Want de Curaçaosche hoeden-industrie heeft ter dege hare ups and downs gekend. Het gulden tijdperk is geweest tot midden in de tweede helft der 19de eeuw, toen men de fijnere hoeden met ƒ28 per dozijn betaalde. Terloops zij gezegd dat de hoeden in een onnoemelijk aantal schakeeringen van fijnheid vervaardigd worden; tusschen de prijzen van ƒ3.50 tot ƒ18. per dozijn liggen 15 kwaliteiten van hoeden. De allerfijnste soort maakt men - en het werk duurt maanden - alleen op bestelling; een hoed van de soort die staple hats heet maakt men in 'n dag; op de vlechtcursussen vervaardigen de meisjes hoeden van ƒ4 tot ƒ12 per stuk en over zulke hoeden werkt men van 3 tot 10 dagen; over zéé fijne drie weken. Aan de allerfijnste soorten kan men slechts enkele uren per dag werken, omdat voor de oogen de inspanning te groot is. Aan deze soort werken gewoonlijk 3 vlechtsters: een voor het platte dak, een voor den staanden cylinder en een voor den rand.

In dien gouden tijd dan werden te New York de hoeden die bij inkoop ƒ6 gekost hadden met 6 dollars betaald, en allengs steeg de prijs tot 16 doll. per dozijn. In de kolonie was er welvaart; de vlechtsters verdienden veel geld en schaften zich van alles aan. Men rekent dat er ongeveer 40.000 doz. hoeden per jaar uitgevoerd werden.

Nadat deze opbloei een jaar of meer geduurd had kwam de ommekeer, door een sterke mededinging van China en Japan, die van rijststroo gemaakte hoeden tot zulke lage prijzen konden verkoopen, dat de Curaçaosche hoeden te New York niet meer dan 3 doll. per doz. vermochten op te brengen. Ook de oorlog in de V.S. van 1861-65 was voor de Curacaosche hoeden-industrie onvoordeelig.

Nadien is er verbetering gekomen: op het eind der vorige en in het begin van deze eeuw richtte de industrie zich weder op en verschafte bij groote vraag naar het product en bij goede prijzen een ruim bestaan aan duizenden.

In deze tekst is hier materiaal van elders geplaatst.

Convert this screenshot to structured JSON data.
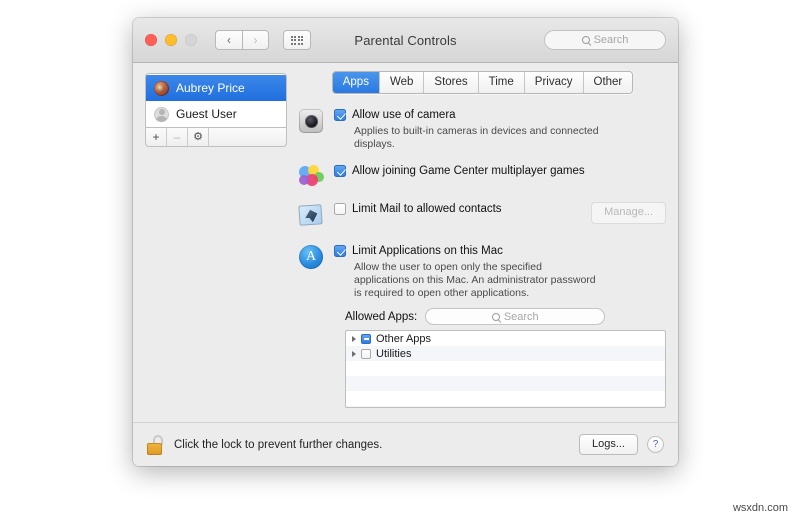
{
  "window": {
    "title": "Parental Controls",
    "traffic_lights": [
      "close",
      "minimize",
      "zoom"
    ],
    "nav": {
      "back": "‹",
      "forward": "›"
    },
    "search": {
      "placeholder": "Search",
      "value": ""
    }
  },
  "sidebar": {
    "users": [
      {
        "name": "Aubrey Price",
        "selected": true,
        "avatar": "photo-avatar"
      },
      {
        "name": "Guest User",
        "selected": false,
        "avatar": "guest-avatar"
      }
    ],
    "footer_buttons": [
      {
        "name": "add",
        "label": "+"
      },
      {
        "name": "remove",
        "label": "–"
      },
      {
        "name": "settings",
        "label": "⚙"
      }
    ]
  },
  "tabs": [
    {
      "label": "Apps",
      "active": true
    },
    {
      "label": "Web",
      "active": false
    },
    {
      "label": "Stores",
      "active": false
    },
    {
      "label": "Time",
      "active": false
    },
    {
      "label": "Privacy",
      "active": false
    },
    {
      "label": "Other",
      "active": false
    }
  ],
  "options": {
    "camera": {
      "label": "Allow use of camera",
      "description": "Applies to built-in cameras in devices and connected displays.",
      "checked": true,
      "icon": "camera-icon"
    },
    "game_center": {
      "label": "Allow joining Game Center multiplayer games",
      "checked": true,
      "icon": "game-center-icon"
    },
    "mail": {
      "label": "Limit Mail to allowed contacts",
      "checked": false,
      "icon": "mail-icon",
      "button": {
        "label": "Manage...",
        "disabled": true
      }
    },
    "limit_apps": {
      "label": "Limit Applications on this Mac",
      "description": "Allow the user to open only the specified applications on this Mac. An administrator password is required to open other applications.",
      "checked": true,
      "icon": "app-store-icon"
    }
  },
  "allowed_apps": {
    "label": "Allowed Apps:",
    "search": {
      "placeholder": "Search",
      "value": ""
    },
    "items": [
      {
        "name": "Other Apps",
        "state": "mixed",
        "expandable": true
      },
      {
        "name": "Utilities",
        "state": "unchecked",
        "expandable": true
      }
    ],
    "empty_rows": 4
  },
  "footer": {
    "lock_text": "Click the lock to prevent further changes.",
    "lock_state": "unlocked",
    "logs_button": "Logs...",
    "help_button": "?"
  },
  "watermark": "wsxdn.com",
  "colors": {
    "accent": "#2a79e2",
    "selection": "#1f6fdf",
    "lock": "#dd9a22",
    "window_bg": "#ececec"
  }
}
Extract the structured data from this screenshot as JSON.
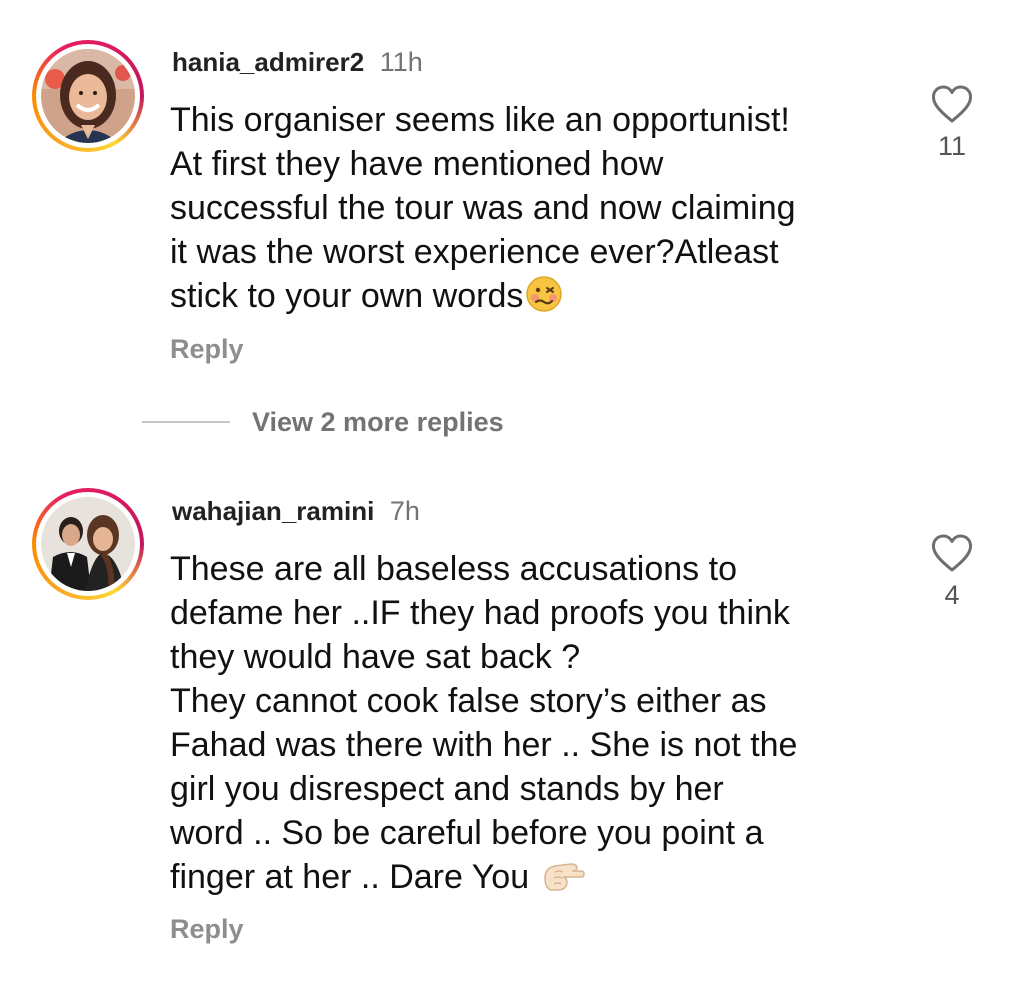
{
  "comments": [
    {
      "username": "hania_admirer2",
      "time": "11h",
      "lines": [
        "This organiser seems like an opportunist!",
        "At first they have mentioned how",
        "successful the tour was and now claiming",
        "it was the worst experience ever?Atleast",
        "stick to your own words"
      ],
      "trailing_emoji": "woozy-face-emoji",
      "likes": "11",
      "reply_label": "Reply",
      "avatar": "profile-photo-woman-smiling"
    },
    {
      "username": "wahajian_ramini",
      "time": "7h",
      "lines": [
        "These are all baseless accusations to",
        "defame her ..IF they had proofs you think",
        "they would have sat back ?",
        "They cannot cook false story’s either as",
        "Fahad was there with her .. She is not the",
        "girl you disrespect and stands by her",
        "word .. So be careful before you point a",
        "finger at her .. Dare You"
      ],
      "trailing_emoji": "pointing-finger-emoji",
      "likes": "4",
      "reply_label": "Reply",
      "avatar": "profile-photo-couple"
    }
  ],
  "view_replies": "View 2 more replies",
  "colors": {
    "text": "#111111",
    "muted": "#8e8e8e",
    "ring_start": "#f9a825",
    "ring_end": "#d81b60"
  },
  "icons": [
    "heart-icon"
  ]
}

Dat de mode grooten invloed kan hebben op de industrie van het hoeden-vlechten valt niet te ontkennen; naar die mode zal zij zich hebben te richten, zal zij fatsoen en afwerking dienen te regelen; alleen dan wanneer men het hoofddeksel als een overtolligheid gaat beschouwen, zal er niets meer te regelen of te richten overblijven.

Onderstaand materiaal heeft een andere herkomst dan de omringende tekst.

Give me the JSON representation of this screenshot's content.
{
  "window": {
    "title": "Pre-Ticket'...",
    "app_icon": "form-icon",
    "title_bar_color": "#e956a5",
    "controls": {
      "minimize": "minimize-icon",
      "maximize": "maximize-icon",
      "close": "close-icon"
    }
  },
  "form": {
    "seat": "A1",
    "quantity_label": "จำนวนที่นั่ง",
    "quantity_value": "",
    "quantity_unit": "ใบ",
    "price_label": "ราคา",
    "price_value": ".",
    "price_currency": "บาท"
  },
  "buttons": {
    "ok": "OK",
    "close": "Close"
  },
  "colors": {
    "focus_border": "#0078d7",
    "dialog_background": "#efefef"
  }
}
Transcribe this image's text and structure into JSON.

Op de huisvlijt-tentoonstelling te Scheveningen in 1910, en op de middenstands-tentoonstelling te Amsterdam in 1909 (K.V. 1909, III Curaçao, supplem.) was de Curaçaosche hoeden-industrie vertegenwoordigd door bekwame vlechtsters en de produkten van hare vlechtkunst.

Curaçao voert de op het eiland gemaakte hoeden uit naar Engeland, Frankrijk, Duitschland, de Vereenigde Staten, naar Paramaribo, de republiek Panama en ook naar Nederland. Uit het onderzoek van den heer Cohen Henriquez is gebleken, dat er in Nederland veel meer Curaçao-hoeden verkocht worden dan Curaçao naar Nederland uitvoert. Hier wringt de schoen of, eigenaardiger, hier knelt de hoed. Onvoldoende bekend is waar per slot van rekening de naar zoovele landen uitgevoerde hoeden blijven, en wat ermede geschiedt alvorens zij, meerendeels als Panama-hoeden, tentoongesteld worden in de winkels.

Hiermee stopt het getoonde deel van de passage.